第20羽



 涼しい木陰で目を覚ました夜斗は、大きく欠伸をしながら伸びをした。

 せっかくなので本殿まで行くことにした夜斗は、勢いよく残りを進んだ。

 ようやく本殿まで辿り着いた夜斗は、その場に立ち尽くした。

 今までの道のりが狭かったために、本殿に辿り着いた途端に開けた景色に息をのんだ。

 ここに来るまでに、もう嫌と言う程沢山の鳥居を見てきたのに、本殿の前にそびえる一際大きな鳥居に、思わず口が開きっぱなしになった。

 それ程大きくて立派だったのだ。

 その奥にある朱塗りの本殿に足を向け、また見上げる。

 ずっと見ていられる程綺麗だ。

 またもぽかんと口を開けていた夜斗は、声を掛けられてはっと我に返った。

 声のした方を見ると、両脇に狐が堂々と座っていて、じろりと夜斗を見ていた。

 自分の知っている狐とは違って怖そうだと、知らず知らずのうちに後ずさっていた夜斗に、玉を咥えた狐が声を掛ける。
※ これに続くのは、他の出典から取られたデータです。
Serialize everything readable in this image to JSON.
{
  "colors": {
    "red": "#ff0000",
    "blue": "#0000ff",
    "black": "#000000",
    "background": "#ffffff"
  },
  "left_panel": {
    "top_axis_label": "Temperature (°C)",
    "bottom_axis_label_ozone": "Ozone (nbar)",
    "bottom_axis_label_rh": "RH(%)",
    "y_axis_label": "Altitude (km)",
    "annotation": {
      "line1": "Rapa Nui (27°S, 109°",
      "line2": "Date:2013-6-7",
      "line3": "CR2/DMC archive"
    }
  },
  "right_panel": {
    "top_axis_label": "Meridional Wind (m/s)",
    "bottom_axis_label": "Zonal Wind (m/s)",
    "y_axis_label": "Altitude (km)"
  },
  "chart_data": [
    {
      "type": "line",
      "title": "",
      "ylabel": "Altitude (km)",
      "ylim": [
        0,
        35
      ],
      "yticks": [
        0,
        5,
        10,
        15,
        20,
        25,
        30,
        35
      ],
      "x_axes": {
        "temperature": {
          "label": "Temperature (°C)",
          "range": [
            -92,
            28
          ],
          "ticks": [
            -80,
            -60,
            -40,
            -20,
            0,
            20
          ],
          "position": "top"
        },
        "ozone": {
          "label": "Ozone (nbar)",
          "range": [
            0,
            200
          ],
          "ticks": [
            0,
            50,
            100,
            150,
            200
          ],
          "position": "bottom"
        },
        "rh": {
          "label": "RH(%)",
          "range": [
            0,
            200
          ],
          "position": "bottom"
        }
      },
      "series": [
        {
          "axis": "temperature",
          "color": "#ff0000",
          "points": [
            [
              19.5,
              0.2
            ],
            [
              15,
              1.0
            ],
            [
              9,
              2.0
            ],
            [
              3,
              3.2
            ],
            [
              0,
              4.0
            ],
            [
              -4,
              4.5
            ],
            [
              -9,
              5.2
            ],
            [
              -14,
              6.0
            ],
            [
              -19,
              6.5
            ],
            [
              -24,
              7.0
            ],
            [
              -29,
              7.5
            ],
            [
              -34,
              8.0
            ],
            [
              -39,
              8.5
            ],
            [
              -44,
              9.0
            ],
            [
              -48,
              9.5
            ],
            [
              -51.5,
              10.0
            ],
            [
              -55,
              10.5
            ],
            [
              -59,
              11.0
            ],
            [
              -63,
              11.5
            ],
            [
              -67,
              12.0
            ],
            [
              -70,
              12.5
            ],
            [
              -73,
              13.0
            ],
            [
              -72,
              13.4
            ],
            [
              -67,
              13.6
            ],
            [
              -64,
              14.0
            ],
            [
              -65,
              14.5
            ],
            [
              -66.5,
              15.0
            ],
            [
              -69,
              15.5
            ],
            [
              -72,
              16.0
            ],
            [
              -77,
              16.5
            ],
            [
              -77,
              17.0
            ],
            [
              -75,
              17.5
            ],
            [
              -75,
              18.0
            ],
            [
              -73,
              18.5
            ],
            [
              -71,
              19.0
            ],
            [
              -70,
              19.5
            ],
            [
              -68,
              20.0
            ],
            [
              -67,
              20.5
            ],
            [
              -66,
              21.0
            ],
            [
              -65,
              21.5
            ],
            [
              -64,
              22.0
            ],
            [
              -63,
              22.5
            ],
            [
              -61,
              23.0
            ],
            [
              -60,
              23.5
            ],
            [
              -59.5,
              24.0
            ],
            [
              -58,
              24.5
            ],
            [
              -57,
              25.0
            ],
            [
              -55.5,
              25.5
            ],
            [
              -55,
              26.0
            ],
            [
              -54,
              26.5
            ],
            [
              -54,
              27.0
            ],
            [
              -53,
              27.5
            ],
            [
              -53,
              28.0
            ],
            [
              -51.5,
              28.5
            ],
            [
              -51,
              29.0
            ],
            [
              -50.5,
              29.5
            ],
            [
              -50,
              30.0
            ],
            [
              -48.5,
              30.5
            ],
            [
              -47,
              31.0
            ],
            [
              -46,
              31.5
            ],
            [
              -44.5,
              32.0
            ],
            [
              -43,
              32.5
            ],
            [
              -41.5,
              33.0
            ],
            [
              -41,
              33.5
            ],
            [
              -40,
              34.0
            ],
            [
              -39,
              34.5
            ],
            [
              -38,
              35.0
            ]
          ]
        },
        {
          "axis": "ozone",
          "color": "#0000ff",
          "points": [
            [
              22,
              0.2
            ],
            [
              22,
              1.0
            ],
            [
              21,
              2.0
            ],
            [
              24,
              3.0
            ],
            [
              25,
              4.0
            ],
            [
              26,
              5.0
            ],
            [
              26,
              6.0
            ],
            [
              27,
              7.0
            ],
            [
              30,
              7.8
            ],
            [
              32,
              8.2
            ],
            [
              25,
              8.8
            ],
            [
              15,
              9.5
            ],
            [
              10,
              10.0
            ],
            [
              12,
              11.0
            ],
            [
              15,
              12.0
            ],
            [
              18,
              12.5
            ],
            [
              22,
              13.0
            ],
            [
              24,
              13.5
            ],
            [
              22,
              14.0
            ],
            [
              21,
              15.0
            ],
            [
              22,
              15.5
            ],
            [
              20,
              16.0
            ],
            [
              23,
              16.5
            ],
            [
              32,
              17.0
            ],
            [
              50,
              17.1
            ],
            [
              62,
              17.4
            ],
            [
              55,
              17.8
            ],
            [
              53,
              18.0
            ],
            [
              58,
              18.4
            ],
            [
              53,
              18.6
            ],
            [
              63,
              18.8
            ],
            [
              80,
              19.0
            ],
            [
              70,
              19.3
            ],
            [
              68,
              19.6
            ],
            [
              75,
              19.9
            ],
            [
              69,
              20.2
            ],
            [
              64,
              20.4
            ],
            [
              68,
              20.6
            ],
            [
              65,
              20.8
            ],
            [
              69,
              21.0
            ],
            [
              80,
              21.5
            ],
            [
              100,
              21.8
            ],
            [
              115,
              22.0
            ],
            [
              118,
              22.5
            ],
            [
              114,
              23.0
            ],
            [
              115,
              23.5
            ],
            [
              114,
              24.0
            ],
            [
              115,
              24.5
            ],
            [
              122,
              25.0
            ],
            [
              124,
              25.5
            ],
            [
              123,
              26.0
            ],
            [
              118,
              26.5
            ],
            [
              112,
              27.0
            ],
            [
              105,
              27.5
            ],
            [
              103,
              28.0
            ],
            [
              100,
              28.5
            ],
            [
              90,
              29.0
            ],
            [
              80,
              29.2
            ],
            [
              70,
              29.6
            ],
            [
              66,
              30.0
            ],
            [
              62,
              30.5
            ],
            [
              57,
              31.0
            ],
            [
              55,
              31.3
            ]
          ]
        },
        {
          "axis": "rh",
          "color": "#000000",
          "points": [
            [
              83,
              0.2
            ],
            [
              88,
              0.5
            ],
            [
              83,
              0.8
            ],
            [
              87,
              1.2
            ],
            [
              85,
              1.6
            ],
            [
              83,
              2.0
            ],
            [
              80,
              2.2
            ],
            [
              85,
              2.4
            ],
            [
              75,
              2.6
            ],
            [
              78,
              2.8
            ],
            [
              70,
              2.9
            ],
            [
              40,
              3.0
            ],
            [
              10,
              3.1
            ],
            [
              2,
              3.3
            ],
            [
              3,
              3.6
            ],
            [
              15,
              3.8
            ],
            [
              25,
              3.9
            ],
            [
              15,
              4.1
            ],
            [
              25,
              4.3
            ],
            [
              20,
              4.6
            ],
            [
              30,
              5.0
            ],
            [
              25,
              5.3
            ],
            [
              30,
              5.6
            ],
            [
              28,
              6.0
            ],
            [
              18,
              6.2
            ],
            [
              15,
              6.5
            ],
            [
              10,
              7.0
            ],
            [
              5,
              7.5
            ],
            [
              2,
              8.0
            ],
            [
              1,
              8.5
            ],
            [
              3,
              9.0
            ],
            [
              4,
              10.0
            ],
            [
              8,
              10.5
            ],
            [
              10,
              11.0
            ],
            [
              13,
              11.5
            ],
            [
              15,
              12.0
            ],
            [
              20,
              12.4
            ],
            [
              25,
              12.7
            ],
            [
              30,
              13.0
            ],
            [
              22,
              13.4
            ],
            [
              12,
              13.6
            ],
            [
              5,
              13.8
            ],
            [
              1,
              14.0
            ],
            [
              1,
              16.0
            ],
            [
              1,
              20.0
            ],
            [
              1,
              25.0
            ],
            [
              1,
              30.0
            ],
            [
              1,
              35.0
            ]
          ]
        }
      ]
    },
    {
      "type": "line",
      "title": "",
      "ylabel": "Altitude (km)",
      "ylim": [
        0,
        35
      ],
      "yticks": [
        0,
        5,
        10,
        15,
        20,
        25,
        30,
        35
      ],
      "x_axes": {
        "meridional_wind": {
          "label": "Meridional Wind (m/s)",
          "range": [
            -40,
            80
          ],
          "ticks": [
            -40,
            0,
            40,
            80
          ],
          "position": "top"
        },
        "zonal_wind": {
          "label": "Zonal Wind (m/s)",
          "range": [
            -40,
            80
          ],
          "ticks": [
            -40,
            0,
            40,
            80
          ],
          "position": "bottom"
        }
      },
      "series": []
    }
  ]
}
「そこの兎。ここまで来たのだ、すぐに帰らずとも宇迦之御魂大神方に挨拶いたせ」



 狐にそう言われてこくこくと何度も頷きながらも、夜斗は狐の口元から目を離せないでいた。


 何か咥えてるのに、喋れるんだ……。



「君、何か失礼なことを考えているね?」



 突然後ろからも声を掛けられ、夜斗は驚いて振り返った。

 こっちは何か棒のようなものを咥えたまま喋っている。

 きりっとした二匹の狐に見つめられては、夜斗はしり込みするしかなかった。

 玉を咥えた狐にせかされて、夜斗は本殿に参拝する。

 すると中央の扉が開き、女の神様が現れた。

 どうやら宇迦之御魂大神のようだ。



「こんにちは」



 宇迦之御魂大神は優しい笑顔で夜斗を迎える。



「こ、こんにちは……」



 夜斗もおずおずと挨拶をすると小さく頭を下げる。

 宇迦之御魂大神に見つめられて、夜斗は思わず目を逸らした。

 そんな様子を見てにこりと笑った宇迦之御魂大神は、夜斗の目の前まで下りてくると優しく頭を撫でる。



「いい子。いい子よ」



 宇迦之御魂大神はそれだけ言うと、すっと消えていなくなった。

 一瞬鼻の奥が痛くなったような気がしたが、夜斗は気のせいだと自分に言い聞かせて山を下りることにした。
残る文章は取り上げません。